Die weltliche Dreifaltigkeit
Die Herausforderungen für die neue Nordkirche warten im Osten - wo sie die Mitarbeiter schlecht behandelt
Der Bundespräsident hat den naheliegenden Satz bereits vor dem Pfingstwochenende gesagt: Die am Sonntag in Ratzeburg feierlich vollzogene Gründung der »Nordkirche« aus den Pommerschen, Mecklenburgischen und der Nordelbischen evangelischen Landeskirchen sei ein Symbol für das Zusammenwachsen für Ost und West. Joachim Gauck meinte damit, dass die West-Protestanten von den Ost-Geschwistern etwas über den Glauben »unter schweren Bedingungen« lernen und umgekehrt die Ostler vom Westen Strategien übernehmen könnten, der »schwindenden« Religiosität entgegenzuwirken.
Doch hatte das Staatsoberhaupt noch in einer anderen Hinsicht Recht: Die drei Landeskirchen wachsen als Organisation und Arbeitgeber in einer Drei-Klassen-Struktur zusammen, in der die neue Großkirche den sozialen Erfahrungen der Nachwendezeit in der Tat sehr nah ist: In die Röhre schaut der Ostdeutsche vor Ort.
Zum Feierwochenende hielt auch die »Gewerkschaft Kirche und Diakonie« (GKD), die die Beschäftigten in protestantischen Tendenzbetrieben organisiert, die Füße still. Doch einige Tage zuvor wurde die GKD in ihrem »Pfingstbrief« noch einmal deutlich: »Sie trinken Wein und predigen Wasser«, steht in einer Stellungnahme der Beschäftigten zur Kirchenfusion. »Groß ist der Stolz der fusionierenden Kirchenleitenden«, heißt es dort weiter, doch tatsächlich gehe es nur um vereinfachtes Verwaltungshandeln und Finanzen. »In einem ganz wesentlichen Punkt, nämlich der Anwendung tariflichen Arbeitsrechts auf alle Mitarbeitenden«, sei die Fusion bereits jetzt »gescheitert«, die Mitarbeiter hätten »keinen Grund zum Feiern«.
Die weltliche Dreifaltigkeit der Kirchenbeschäftigten setzt sich wie folgt zusammen: Erster Klasse arbeiten die - das gibt es - Kirchenbeamten.
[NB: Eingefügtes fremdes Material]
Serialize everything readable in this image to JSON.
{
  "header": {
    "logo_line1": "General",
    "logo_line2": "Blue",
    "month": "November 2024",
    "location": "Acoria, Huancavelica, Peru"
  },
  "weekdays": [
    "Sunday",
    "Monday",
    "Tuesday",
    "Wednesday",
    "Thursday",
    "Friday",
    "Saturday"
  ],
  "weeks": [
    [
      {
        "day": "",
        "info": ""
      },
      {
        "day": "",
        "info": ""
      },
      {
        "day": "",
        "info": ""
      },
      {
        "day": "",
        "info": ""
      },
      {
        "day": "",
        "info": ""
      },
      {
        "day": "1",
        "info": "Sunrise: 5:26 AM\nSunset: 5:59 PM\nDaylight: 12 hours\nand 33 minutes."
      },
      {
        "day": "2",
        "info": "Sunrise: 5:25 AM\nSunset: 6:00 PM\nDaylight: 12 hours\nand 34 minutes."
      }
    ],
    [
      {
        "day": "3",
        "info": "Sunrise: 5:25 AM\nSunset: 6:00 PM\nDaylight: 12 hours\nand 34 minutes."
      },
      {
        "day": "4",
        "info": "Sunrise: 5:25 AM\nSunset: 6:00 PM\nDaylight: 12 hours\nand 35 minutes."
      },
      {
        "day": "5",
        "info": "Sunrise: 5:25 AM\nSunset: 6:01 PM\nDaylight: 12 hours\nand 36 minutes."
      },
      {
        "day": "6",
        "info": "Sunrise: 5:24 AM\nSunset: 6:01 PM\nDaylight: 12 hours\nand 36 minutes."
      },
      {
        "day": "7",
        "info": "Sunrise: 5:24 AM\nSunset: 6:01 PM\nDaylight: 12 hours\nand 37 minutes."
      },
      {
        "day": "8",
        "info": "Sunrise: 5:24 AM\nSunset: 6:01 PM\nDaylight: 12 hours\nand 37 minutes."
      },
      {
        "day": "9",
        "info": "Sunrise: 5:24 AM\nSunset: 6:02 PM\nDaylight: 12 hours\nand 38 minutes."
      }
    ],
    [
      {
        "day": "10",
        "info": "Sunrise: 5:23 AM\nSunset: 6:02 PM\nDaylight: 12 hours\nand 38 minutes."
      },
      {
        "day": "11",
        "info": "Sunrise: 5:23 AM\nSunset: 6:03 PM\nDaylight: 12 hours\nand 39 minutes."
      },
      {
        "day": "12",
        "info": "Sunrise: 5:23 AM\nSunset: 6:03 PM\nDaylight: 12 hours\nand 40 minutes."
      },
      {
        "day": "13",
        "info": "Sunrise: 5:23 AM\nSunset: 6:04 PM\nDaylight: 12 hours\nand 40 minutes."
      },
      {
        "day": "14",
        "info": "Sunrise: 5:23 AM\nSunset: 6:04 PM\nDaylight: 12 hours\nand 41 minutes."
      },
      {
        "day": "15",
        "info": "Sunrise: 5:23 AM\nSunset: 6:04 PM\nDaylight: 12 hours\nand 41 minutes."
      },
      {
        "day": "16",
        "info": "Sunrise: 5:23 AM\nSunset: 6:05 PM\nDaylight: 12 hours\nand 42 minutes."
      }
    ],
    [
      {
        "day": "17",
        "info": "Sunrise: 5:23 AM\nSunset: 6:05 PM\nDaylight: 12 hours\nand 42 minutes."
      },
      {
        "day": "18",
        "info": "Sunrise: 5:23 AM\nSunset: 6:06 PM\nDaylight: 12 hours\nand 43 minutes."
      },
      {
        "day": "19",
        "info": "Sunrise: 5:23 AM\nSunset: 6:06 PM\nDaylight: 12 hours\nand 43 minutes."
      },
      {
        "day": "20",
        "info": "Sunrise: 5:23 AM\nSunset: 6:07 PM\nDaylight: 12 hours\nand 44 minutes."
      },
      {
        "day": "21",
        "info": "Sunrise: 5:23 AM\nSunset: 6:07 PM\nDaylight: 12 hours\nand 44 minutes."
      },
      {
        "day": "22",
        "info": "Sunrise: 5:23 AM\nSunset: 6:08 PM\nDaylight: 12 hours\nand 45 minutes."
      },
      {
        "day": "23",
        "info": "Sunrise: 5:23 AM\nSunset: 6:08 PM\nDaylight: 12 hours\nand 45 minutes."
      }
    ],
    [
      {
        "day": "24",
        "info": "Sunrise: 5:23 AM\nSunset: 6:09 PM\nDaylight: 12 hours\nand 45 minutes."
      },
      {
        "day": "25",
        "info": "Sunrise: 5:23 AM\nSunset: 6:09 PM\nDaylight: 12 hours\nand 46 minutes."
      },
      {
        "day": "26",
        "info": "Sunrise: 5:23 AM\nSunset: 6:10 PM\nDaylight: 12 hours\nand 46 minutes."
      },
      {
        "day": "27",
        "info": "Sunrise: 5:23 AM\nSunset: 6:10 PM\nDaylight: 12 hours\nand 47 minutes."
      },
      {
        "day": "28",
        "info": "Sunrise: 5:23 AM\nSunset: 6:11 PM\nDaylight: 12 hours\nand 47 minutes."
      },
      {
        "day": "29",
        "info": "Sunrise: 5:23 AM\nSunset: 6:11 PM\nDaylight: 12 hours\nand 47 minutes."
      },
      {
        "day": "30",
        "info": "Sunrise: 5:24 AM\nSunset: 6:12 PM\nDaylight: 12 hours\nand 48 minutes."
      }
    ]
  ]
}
Ihre Ausstattung, Laufbahn und Versorgung ist, obwohl sie bei den nach deutschem Recht im Unterschied zu allen anderen Glaubensgemeinschaften »dienstherrenfähigen« Landeskirchen arbeiten, in der Regel an die der Bundesbeamten angeglichen und vergleichsweise komfortabel. In der zweiten Klasse reisen in der Nordkirche die unmittelbaren Angestellten der künftigen Landeskirche, die nach dem alten Tarifvertrag der nun aufgelösten Nordelbischen Kirche bezahlt werden.
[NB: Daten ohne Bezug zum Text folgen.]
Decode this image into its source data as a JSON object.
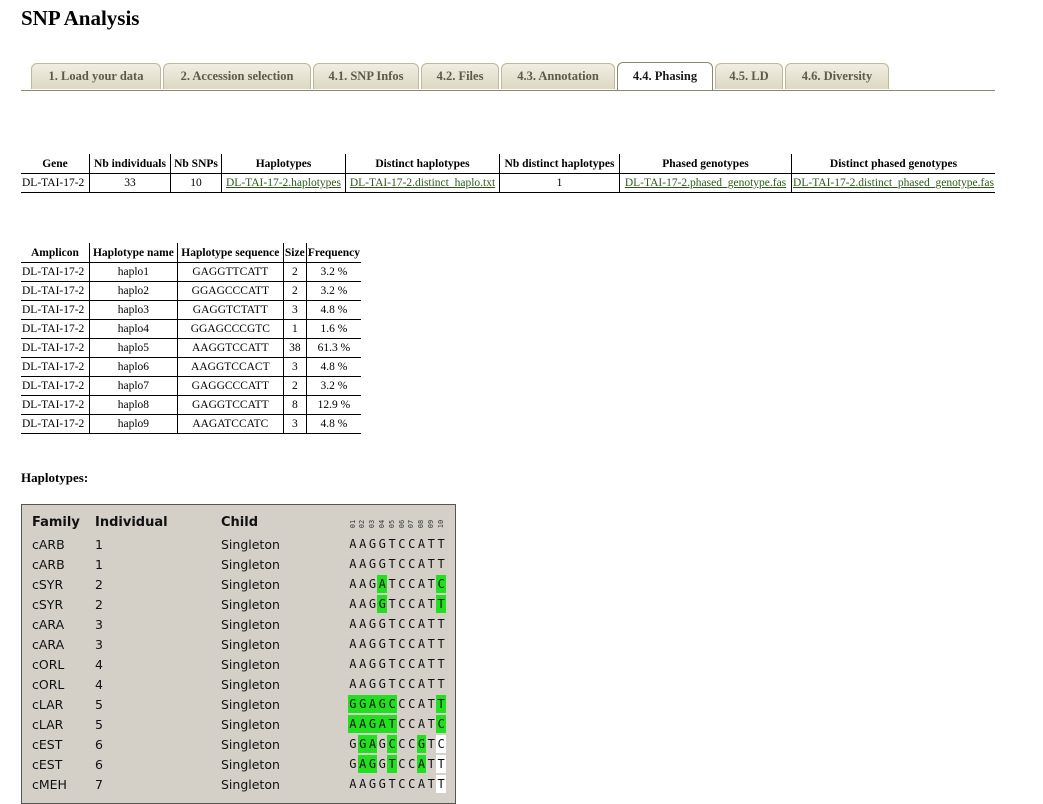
{
  "page": {
    "title": "SNP Analysis"
  },
  "tabs": [
    {
      "label": "1. Load your data",
      "active": false
    },
    {
      "label": "2. Accession selection",
      "active": false
    },
    {
      "label": "4.1. SNP Infos",
      "active": false
    },
    {
      "label": "4.2. Files",
      "active": false
    },
    {
      "label": "4.3. Annotation",
      "active": false
    },
    {
      "label": "4.4. Phasing",
      "active": true
    },
    {
      "label": "4.5. LD",
      "active": false
    },
    {
      "label": "4.6. Diversity",
      "active": false
    }
  ],
  "summary": {
    "headers": [
      "Gene",
      "Nb individuals",
      "Nb SNPs",
      "Haplotypes",
      "Distinct haplotypes",
      "Nb distinct haplotypes",
      "Phased genotypes",
      "Distinct phased genotypes"
    ],
    "row": {
      "gene": "DL-TAI-17-2",
      "nb_individuals": "33",
      "nb_snps": "10",
      "haplotypes_link": "DL-TAI-17-2.haplotypes",
      "distinct_haplotypes_link": "DL-TAI-17-2.distinct_haplo.txt",
      "nb_distinct_haplotypes": "1",
      "phased_genotypes_link": "DL-TAI-17-2.phased_genotype.fas",
      "distinct_phased_genotypes_link": "DL-TAI-17-2.distinct_phased_genotype.fas"
    }
  },
  "haplo_table": {
    "headers": [
      "Amplicon",
      "Haplotype name",
      "Haplotype sequence",
      "Size",
      "Frequency"
    ],
    "rows": [
      [
        "DL-TAI-17-2",
        "haplo1",
        "GAGGTTCATT",
        "2",
        "3.2 %"
      ],
      [
        "DL-TAI-17-2",
        "haplo2",
        "GGAGCCCATT",
        "2",
        "3.2 %"
      ],
      [
        "DL-TAI-17-2",
        "haplo3",
        "GAGGTCTATT",
        "3",
        "4.8 %"
      ],
      [
        "DL-TAI-17-2",
        "haplo4",
        "GGAGCCCGTC",
        "1",
        "1.6 %"
      ],
      [
        "DL-TAI-17-2",
        "haplo5",
        "AAGGTCCATT",
        "38",
        "61.3 %"
      ],
      [
        "DL-TAI-17-2",
        "haplo6",
        "AAGGTCCACT",
        "3",
        "4.8 %"
      ],
      [
        "DL-TAI-17-2",
        "haplo7",
        "GAGGCCCATT",
        "2",
        "3.2 %"
      ],
      [
        "DL-TAI-17-2",
        "haplo8",
        "GAGGTCCATT",
        "8",
        "12.9 %"
      ],
      [
        "DL-TAI-17-2",
        "haplo9",
        "AAGATCCATC",
        "3",
        "4.8 %"
      ]
    ]
  },
  "haplotypes_section": {
    "label": "Haplotypes:"
  },
  "viewer": {
    "headers": {
      "family": "Family",
      "individual": "Individual",
      "child": "Child"
    },
    "positions": [
      "01",
      "02",
      "03",
      "04",
      "05",
      "06",
      "07",
      "08",
      "09",
      "10"
    ],
    "highlight_color": "#22e01f",
    "rows": [
      {
        "family": "cARB",
        "individual": "1",
        "child": "Singleton",
        "seq": "AAGGTCCATT",
        "hl": [],
        "white": []
      },
      {
        "family": "cARB",
        "individual": "1",
        "child": "Singleton",
        "seq": "AAGGTCCATT",
        "hl": [],
        "white": []
      },
      {
        "family": "cSYR",
        "individual": "2",
        "child": "Singleton",
        "seq": "AAGATCCATC",
        "hl": [
          3,
          9
        ],
        "white": []
      },
      {
        "family": "cSYR",
        "individual": "2",
        "child": "Singleton",
        "seq": "AAGGTCCATT",
        "hl": [
          3,
          9
        ],
        "white": []
      },
      {
        "family": "cARA",
        "individual": "3",
        "child": "Singleton",
        "seq": "AAGGTCCATT",
        "hl": [],
        "white": []
      },
      {
        "family": "cARA",
        "individual": "3",
        "child": "Singleton",
        "seq": "AAGGTCCATT",
        "hl": [],
        "white": []
      },
      {
        "family": "cORL",
        "individual": "4",
        "child": "Singleton",
        "seq": "AAGGTCCATT",
        "hl": [],
        "white": []
      },
      {
        "family": "cORL",
        "individual": "4",
        "child": "Singleton",
        "seq": "AAGGTCCATT",
        "hl": [],
        "white": []
      },
      {
        "family": "cLAR",
        "individual": "5",
        "child": "Singleton",
        "seq": "GGAGCCCATT",
        "hl": [
          0,
          1,
          2,
          3,
          4,
          9
        ],
        "white": []
      },
      {
        "family": "cLAR",
        "individual": "5",
        "child": "Singleton",
        "seq": "AAGATCCATC",
        "hl": [
          0,
          1,
          2,
          3,
          4,
          9
        ],
        "white": []
      },
      {
        "family": "cEST",
        "individual": "6",
        "child": "Singleton",
        "seq": "GGAGCCCGTC",
        "hl": [
          1,
          2,
          4,
          7
        ],
        "white": [
          9
        ]
      },
      {
        "family": "cEST",
        "individual": "6",
        "child": "Singleton",
        "seq": "GAGGTCCATT",
        "hl": [
          1,
          2,
          4,
          7
        ],
        "white": [
          9
        ]
      },
      {
        "family": "cMEH",
        "individual": "7",
        "child": "Singleton",
        "seq": "AAGGTCCATT",
        "hl": [],
        "white": [
          9
        ]
      }
    ]
  }
}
Die dritte Klasse stellen die Beschäftigten der Kreiskirchen und Gemeinden in Mecklenburg-Vorpommern. Für sie gilt - mindestens bis 2018 - noch das vordemokratisch anmutende kirchliche Sonder-Arbeitsrecht. Auf dem »Dritten Weg« wird über Entgelt und Arbeitsverhältnisse unter Ausschluss der Gewerkschaften in so genannten Arbeitsrechtlichen Kommissionen entschieden. Die GKD weist darauf hin, dass diese in der Nordkirche mit Mitgliedern bestückt seien, die nunmehr »als landeskirchlich Beschäftigte die Vorzüge des Tarifvertrages genießen können«. Und fragt bitter, »mit welcher Legitimation« hier die zweite der dritten Klasse den Lohnvertrag vorenthalte.
Dabei stellt gerade der Arbeitsbereich der Kreis- und Gemeindebeschäftigten im Osten eine große, wenn nicht die wichtigste Herausforderung für die neue Kirche dar. Von den jetzt 2,3 Millionen Nord-Christen wohnen mehr als zwei Millionen im früheren Westen, während das weitläufige Mecklenburg-Vorpommern gut die Hälfte des neuen Kirchengebietes stellt. Hier liegen Chancen für eine neue Kirche, wenn sie sich als verlässlicher, warmherziger und couragierter Partner in Position bringen kann. Hier kann eine Zukunft aber auch verloren werden. Nicht zuletzt, weil sie sich mehr Zulauf gerade in der Fläche erhoffen, aus der sie sich zuletzt weiterhin zurückziehen mussten, haben die beiden Ost-Kirchen der Fusion zugestimmt - nicht nur frohen Herzens, wie der pommersche Bischof Hans-Jürgen Abromeit am Vorabend der Vereinigung eingestand.